I have to start this article by thanking my neighbors, Charlie and Christine Gingo, for inspiring it. We met recently at a Baby Bear-like party here in town, a night where everything was going well. They had gone for a walk and I was going home. We stopped to chat, but as we talked it became clear that all was not well. Fires in New Mexico, floods in Yellowstone, historic droughts in the Southwest; 159 million acres of crops are experiencing drought conditions this week. And that’s just here in the United States, just nature-related events; we haven’t even touched on things like mass shootings.
“Fire and flood,” Charlie said. “This should be your next article.”
Fires and floods are interesting to consider from a religious point of view. To begin with, we can think of the flood from the perspective of the Abrahamic religions. In the Hebrew Bible we learn that God destroyed the earth with a flood, except for Noah and his family and two of each animal, to cleanse the earth of people because of the violence they had brought to the world (Gen. 6:13 ). For forty days and forty nights the rain fell and the waters rose, and the deluge lasted for 150 days. So God allowed the waters to recede. After about a year, the land was dry, and Noah, his family, and the animals began to repopulate the world.
As old and well known as this flood story is, it was not the first. In fact, there is evidence that the story of Noah’s Flood comes from older Babylonian stories. In the Babylonian epic Gilgamesh, we discover Utnapishtim, a Noah-like figure who survived a great flood sent by the gods that destroyed the world. He survived by building a huge ship that saved himself, his family, and the animals and plants of the world. The god Ea, who had warned Utnapishtim of the flood, defended his heroism to Enlil, and in exchange for Utnapishtim’s efforts, the god Enlil granted immortality to Utnapishtim and his wife, who want to repopulate the restored land .
All over the world, different cultures have had their own stories of flooding. In ancient Norse mythology, the land was flooded with the blood of the giant Ymir, and Bergelmir and his wife built a boat, escaped the flood, and repopulated the land. In one of the Buddhist Jataka tales, Samudda-vanija jataka, a thousand unscrupulous carpenters set out and desecrated an island. The local spirits got angry and decided to flood the island. Two men led the carpenters, a wise man and a fool. The sage heeded the warnings about the flood and told his party to build a ship in case the threat was real. The madman decided the warning was a joke. When the flood came, the wise carpenter and his party sailed to safety, and the foolish carpenter and his party drowned.

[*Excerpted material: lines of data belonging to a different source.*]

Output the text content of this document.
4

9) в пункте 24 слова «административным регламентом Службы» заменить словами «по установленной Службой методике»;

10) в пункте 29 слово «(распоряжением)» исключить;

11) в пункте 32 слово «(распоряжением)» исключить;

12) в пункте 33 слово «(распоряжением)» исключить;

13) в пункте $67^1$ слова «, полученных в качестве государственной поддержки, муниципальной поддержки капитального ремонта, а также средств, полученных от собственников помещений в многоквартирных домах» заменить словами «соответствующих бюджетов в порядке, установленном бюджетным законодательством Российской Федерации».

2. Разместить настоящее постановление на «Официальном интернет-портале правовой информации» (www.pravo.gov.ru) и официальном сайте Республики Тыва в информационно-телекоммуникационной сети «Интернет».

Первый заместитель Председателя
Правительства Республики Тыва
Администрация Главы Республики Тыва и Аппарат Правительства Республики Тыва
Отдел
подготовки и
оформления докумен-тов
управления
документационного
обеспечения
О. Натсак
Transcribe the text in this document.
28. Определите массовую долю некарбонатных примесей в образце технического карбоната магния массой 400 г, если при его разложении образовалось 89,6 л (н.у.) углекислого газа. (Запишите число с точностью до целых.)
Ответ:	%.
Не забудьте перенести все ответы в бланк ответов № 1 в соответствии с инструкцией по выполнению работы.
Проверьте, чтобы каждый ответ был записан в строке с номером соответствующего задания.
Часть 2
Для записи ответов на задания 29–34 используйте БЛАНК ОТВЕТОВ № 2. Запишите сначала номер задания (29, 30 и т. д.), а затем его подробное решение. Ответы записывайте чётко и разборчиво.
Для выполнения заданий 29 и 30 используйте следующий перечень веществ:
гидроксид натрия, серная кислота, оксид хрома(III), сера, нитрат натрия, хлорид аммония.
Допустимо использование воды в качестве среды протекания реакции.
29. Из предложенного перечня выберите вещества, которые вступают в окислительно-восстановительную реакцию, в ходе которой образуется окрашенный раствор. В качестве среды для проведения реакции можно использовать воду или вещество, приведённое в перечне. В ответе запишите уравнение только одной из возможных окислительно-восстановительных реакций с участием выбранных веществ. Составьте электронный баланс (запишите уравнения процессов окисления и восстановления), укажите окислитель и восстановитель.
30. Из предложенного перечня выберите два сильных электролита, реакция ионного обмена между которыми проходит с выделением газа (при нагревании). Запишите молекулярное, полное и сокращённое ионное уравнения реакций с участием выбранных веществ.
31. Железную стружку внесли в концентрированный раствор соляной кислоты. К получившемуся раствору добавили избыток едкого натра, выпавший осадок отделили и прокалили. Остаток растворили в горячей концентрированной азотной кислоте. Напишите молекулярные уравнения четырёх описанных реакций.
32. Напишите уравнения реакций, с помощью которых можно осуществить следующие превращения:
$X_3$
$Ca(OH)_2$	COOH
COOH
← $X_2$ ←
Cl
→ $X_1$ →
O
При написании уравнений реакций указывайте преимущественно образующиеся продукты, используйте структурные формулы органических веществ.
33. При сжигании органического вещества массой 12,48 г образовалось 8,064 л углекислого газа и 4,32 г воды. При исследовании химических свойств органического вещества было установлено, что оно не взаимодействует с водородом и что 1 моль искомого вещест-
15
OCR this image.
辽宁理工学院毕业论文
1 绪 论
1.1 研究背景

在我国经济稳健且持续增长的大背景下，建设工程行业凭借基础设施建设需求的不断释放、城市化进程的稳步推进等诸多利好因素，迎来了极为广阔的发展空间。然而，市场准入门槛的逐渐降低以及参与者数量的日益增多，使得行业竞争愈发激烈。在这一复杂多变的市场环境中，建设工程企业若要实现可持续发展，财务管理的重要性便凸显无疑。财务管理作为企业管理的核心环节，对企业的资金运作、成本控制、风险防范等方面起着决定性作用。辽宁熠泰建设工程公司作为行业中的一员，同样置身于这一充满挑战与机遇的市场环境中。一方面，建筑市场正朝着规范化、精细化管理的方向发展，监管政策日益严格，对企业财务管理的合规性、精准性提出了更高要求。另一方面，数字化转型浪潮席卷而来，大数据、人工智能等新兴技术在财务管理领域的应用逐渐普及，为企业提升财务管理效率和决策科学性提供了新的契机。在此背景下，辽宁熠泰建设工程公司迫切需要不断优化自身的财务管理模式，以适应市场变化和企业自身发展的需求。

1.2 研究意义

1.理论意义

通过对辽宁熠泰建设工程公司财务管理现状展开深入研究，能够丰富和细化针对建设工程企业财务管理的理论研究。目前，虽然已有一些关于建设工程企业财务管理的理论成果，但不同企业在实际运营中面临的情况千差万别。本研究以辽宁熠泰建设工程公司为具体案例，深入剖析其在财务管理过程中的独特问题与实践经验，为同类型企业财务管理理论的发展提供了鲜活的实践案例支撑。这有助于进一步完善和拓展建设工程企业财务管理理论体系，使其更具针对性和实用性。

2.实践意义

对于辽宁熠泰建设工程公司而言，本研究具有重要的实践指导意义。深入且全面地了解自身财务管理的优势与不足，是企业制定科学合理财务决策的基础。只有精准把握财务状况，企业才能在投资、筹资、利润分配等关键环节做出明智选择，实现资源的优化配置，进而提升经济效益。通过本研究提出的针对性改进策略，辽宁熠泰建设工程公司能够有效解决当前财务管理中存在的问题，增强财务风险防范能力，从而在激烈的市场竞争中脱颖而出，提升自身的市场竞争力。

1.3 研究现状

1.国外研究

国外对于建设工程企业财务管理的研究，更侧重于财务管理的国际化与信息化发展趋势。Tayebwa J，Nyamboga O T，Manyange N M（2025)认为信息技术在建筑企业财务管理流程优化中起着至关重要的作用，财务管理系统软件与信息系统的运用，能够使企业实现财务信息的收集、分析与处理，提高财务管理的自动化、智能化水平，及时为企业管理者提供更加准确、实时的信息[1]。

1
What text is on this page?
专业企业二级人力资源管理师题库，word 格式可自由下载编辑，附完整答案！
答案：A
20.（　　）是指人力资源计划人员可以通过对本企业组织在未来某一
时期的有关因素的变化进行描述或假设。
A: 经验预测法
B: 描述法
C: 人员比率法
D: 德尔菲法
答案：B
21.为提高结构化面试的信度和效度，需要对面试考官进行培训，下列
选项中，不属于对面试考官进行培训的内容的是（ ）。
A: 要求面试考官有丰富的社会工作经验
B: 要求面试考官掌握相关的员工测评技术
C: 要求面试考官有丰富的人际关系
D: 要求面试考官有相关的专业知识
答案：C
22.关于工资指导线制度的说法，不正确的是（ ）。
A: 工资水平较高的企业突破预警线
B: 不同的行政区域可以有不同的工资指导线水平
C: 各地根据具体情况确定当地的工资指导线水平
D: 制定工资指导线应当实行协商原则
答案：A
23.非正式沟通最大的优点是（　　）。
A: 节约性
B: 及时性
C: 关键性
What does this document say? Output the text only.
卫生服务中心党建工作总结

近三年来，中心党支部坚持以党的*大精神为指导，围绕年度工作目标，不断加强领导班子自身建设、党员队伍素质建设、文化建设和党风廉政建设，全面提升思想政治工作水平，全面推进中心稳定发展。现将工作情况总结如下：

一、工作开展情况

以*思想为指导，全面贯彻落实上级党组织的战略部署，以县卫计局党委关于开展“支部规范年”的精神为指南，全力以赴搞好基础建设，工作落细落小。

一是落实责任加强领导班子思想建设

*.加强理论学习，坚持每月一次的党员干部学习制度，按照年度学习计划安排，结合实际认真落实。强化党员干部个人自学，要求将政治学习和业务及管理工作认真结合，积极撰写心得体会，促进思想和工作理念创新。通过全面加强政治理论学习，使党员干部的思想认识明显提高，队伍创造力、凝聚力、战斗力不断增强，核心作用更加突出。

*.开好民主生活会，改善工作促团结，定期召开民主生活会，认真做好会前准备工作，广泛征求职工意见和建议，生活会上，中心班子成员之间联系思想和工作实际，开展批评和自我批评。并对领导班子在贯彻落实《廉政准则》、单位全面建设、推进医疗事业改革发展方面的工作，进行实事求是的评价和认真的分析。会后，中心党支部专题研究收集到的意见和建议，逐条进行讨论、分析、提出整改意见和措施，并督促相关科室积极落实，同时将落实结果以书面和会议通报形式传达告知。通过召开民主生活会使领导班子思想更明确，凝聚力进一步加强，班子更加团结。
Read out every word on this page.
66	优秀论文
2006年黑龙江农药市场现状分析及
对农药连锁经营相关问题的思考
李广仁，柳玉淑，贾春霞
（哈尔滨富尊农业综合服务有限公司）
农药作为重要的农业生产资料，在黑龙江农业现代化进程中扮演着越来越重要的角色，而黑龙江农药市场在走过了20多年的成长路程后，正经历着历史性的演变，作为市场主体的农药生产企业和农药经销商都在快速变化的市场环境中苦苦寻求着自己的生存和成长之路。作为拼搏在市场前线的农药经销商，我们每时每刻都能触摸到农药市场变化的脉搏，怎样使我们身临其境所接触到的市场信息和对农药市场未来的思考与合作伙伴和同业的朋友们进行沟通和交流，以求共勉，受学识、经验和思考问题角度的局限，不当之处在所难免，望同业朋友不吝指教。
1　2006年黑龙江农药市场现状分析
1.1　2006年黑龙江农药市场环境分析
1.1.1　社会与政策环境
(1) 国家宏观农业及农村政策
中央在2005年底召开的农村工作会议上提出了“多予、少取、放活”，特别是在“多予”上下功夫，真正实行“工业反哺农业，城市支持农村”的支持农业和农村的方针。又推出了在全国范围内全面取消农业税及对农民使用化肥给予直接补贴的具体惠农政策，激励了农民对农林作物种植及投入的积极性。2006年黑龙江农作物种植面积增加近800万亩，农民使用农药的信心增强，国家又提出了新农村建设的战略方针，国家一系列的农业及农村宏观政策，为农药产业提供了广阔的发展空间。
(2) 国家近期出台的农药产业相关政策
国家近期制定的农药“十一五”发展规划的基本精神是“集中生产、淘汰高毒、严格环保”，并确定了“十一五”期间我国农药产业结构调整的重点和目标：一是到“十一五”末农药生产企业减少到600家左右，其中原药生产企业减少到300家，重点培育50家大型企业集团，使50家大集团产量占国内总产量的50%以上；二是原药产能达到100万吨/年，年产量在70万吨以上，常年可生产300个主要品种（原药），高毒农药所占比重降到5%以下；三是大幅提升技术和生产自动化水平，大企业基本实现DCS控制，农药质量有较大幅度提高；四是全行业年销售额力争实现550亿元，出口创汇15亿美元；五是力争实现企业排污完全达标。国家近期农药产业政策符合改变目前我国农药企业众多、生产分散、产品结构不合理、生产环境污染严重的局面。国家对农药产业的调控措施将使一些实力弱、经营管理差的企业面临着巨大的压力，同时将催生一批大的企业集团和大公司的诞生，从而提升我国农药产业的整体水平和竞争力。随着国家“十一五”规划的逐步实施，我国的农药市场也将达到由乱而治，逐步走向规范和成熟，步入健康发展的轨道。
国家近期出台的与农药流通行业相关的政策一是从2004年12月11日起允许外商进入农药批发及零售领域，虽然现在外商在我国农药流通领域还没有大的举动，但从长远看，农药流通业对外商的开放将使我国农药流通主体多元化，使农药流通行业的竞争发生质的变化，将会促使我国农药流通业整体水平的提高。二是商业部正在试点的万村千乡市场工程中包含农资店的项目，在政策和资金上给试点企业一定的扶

Throughout the various stories, floods both destroy and cleanse. Flooding is regenerative; the flood offers a new start. Fire has similar but different connotations. In ancient Greek religion, fire was a gift from the god and deceiver Prometheus. In Christian mythology, fire is associated with Hell, a place of eternal burning punishment for the damned. In Revelation 8, the first of the seven angels sounds his trumpet, and hail and fire mingled with blood are hurled upon the earth, burning a third of the trees, a third of the world, and all the grass (7). In Revelation 9, four angels are released upon the world and a third of mankind are killed by the plagues of fire, smoke, and brimstone that issue from the mouths of the angels (14:18). In Hinduism, Agni is the god of fire, this useful but destructive energy. Vedic Hindu rituals often include fire sacrifices. Agni has ten forms, ranging from sun to digestion to cremation fire to encompass the many forms of fire.
Around us, the world is burning. The world is drowning. If we watch everything – it’s so comforting to look away in denial, isn’t it? – we are looking for meaning. Some evangelical Christians welcome destruction as signs of the end times. Such a vision sees more than destruction; he anticipates the second coming of Jesus who will gather the righteous, a deep hope that we will be saved by God. Hindus can see destruction as part of Kali Yuga, the current era of darkness which will end with the destruction of the world as it is and the subsequent creation of a new and purified cycle of life. In the midst of all the stories, science tries in vain to make us realize that we are in fact the destroying gods; we are the cheaters.
Nancy Thompson teaches comparative religion courses for CCV and NVU Online. She is the author of Touching the Elephant: Values the World’s Religions Share and How They Can Transform Us.